Ações efetivas para aumentar a segurança dos veículos começam a aparecer, mas de forma tímida. Associação cobra mais agilidade.
Empenhada em ações que levem à redução dos números de mortos e de feridos no trânsito, principalmente neste período do ano em que as estradas ficam cheias, a PROTESTE Associação de Consumidores alerta para a necessidade de adoção de medidas para aumentar a segurança veicular.
Algumas ações efetivas para aumentar a segurança dos veículos começam a aparecer, mas de forma muito tímida. E não com a agilidade defendida pela PROTESTE para rapidamente colocar a segurança dos brasileiros no mesmo nível do que já existe há muitos anos em outros países, de forma a minimizar o impacto dos acidentes de trânsito.
Algumas medidas adotadas
A partir de 2014 os carros brasileiros serão mais seguros, com a obrigatoriedade de todos saírem de fábrica com freios ABS e airbag. Enquanto estas medidas não são adotadas cada um deve fazer a sua parte cumprindo a legislação de trânsito, e o governo melhorando as condições das estradas para maior segurança viária. Em feriados prolongados o número de mortes por acidentes de trânsito se intensifica por conta da imprudência de muitos motoristas e das péssimas condições das estradas.
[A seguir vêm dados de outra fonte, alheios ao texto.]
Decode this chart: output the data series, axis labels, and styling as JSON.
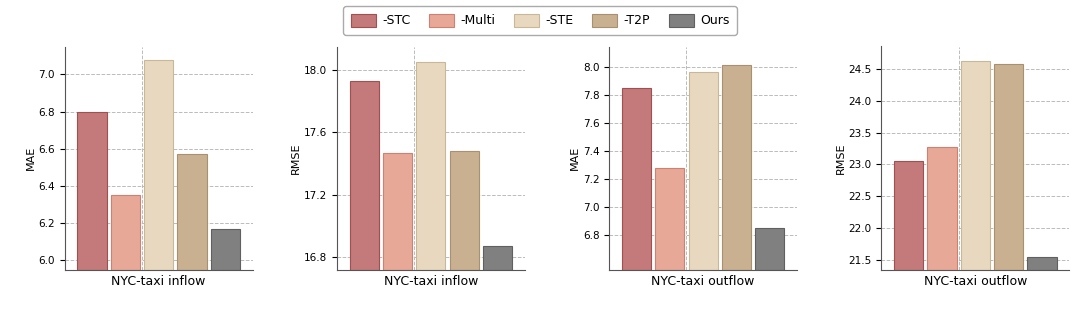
{
  "subplots": [
    {
      "title": "NYC-taxi inflow",
      "ylabel": "MAE",
      "values": [
        6.8,
        6.35,
        7.08,
        6.57,
        6.17
      ],
      "ylim": [
        5.95,
        7.15
      ],
      "yticks": [
        6.0,
        6.2,
        6.4,
        6.6,
        6.8,
        7.0
      ]
    },
    {
      "title": "NYC-taxi inflow",
      "ylabel": "RMSE",
      "values": [
        17.93,
        17.47,
        18.05,
        17.48,
        16.87
      ],
      "ylim": [
        16.72,
        18.15
      ],
      "yticks": [
        16.8,
        17.2,
        17.6,
        18.0
      ]
    },
    {
      "title": "NYC-taxi outflow",
      "ylabel": "MAE",
      "values": [
        7.85,
        7.28,
        7.97,
        8.02,
        6.85
      ],
      "ylim": [
        6.55,
        8.15
      ],
      "yticks": [
        6.8,
        7.0,
        7.2,
        7.4,
        7.6,
        7.8,
        8.0
      ]
    },
    {
      "title": "NYC-taxi outflow",
      "ylabel": "RMSE",
      "values": [
        23.05,
        23.28,
        24.62,
        24.58,
        21.55
      ],
      "ylim": [
        21.35,
        24.85
      ],
      "yticks": [
        21.5,
        22.0,
        22.5,
        23.0,
        23.5,
        24.0,
        24.5
      ]
    }
  ],
  "bar_colors": [
    "#c47a7a",
    "#e8a898",
    "#e8d8c0",
    "#c8b090",
    "#808080"
  ],
  "legend_labels": [
    "-STC",
    "-Multi",
    "-STE",
    "-T2P",
    "Ours"
  ],
  "legend_edgecolors": [
    "#a05050",
    "#d08070",
    "#c8b898",
    "#a89070",
    "#606060"
  ],
  "bar_width": 0.14,
  "figure_bg": "#ffffff",
  "axes_bg": "#ffffff",
  "grid_color": "#aaaaaa",
  "title_fontsize": 9,
  "label_fontsize": 8,
  "tick_fontsize": 7.5,
  "legend_fontsize": 9
}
A obrigatoriedade dos freios ABS foi aprovada pelo Contran em 2009 e todas as montadoras terão de fornecer um cronograma detalhado sobre a instalação do ABS. A porcentagem de modelos equipados com ABS crescerá gradativamente: 8% dos veículos com até oito lugares e os de carga com peso de até 3,5 toneladas deverão contar com o sistema até o início de 2010.
Depois subirá para 15% em 2011, 30% em 2012, 40% a partir de 2013 e 100% dentro de cinco anos. Para as montadoras, cumprir essas porcentagens não vai ser difícil, pois vários modelos já tem ABS de série, os mais caros. O ABS terá que vir em 100% dos modelos em 2014.
Quanto ao air bag o projeto original do senador Eduardo Azeredo (PSDB/MG) exigia a instalação do equipamento para todos os passageiros e abrangia a todos os veículos, inclusive os anteriores à lei, que teriam sete anos para se adaptarem. Mas ele foi substituído por proposta do senador Flexa Ribeiro (PSDB/PA), que só exige o dispositivo de segurança para os veículos novos, e apenas para o passageiro do banco da frente e o motorista.
A medida, publicada dia 19 de março no Diário Oficial, vale também para importados zero quilômetro. A inclusão do equipamento de proteção seguirá um cronograma de adaptação. O air bag é uma bolsa inflável de segurança, comum nos carros de luxo, que é acionada no momento de uma colisão, evitando o choque direto das pessoas com o painel ou o vidro do veículo.
Os ensinamentos do Crash Test
Há quase quatro anos a PROTESTE divulgou o resultado de um crash test (teste de colisão) com o modelo do Fox mais vendido no Brasil, para fazer uma comparação com o modelo europeu, também produzido no Brasil . Os resultados não podiam, lamentavelmente, ser piores para os consumidores brasileiros.
Os testes mostraram que, enquanto os passageiros do carro vendido na Europa não sofreriam grandes danos, o motorista brasileiro sofreria lesões tão graves que poderia morrer devido à falta de proteção aos adultos do banco da frente. Deve-se salientar que o teste de colisão foi realizado apenas a 60Km por hora. Os modelos fabricados em São José dos Pinhais (PR) para o mercado interno não incorporam, como de série, os itens de segurança que adotam na Europa.
O motorista do Fox brasileiro testado sofreria ferimentos graves na cabeça, na nuca e no tórax depois do choque, o que muito provavelmente o levaria à morte. Já o do carro vendido na Europa teria danos mínimos na cabeça. A diferença se explica pela presença do airbag, que evita que o motorista bata a cabeça no volante, e de um cinto de segurança mais moderno na versão européia. No modelo europeu, o passageiro que viaja ao lado do motorista sofreria impacto apenas nas coxas. Já o brasileiro, ao menos, não teria risco de morte, mas machucaria seu joelho direito e sua cabeça.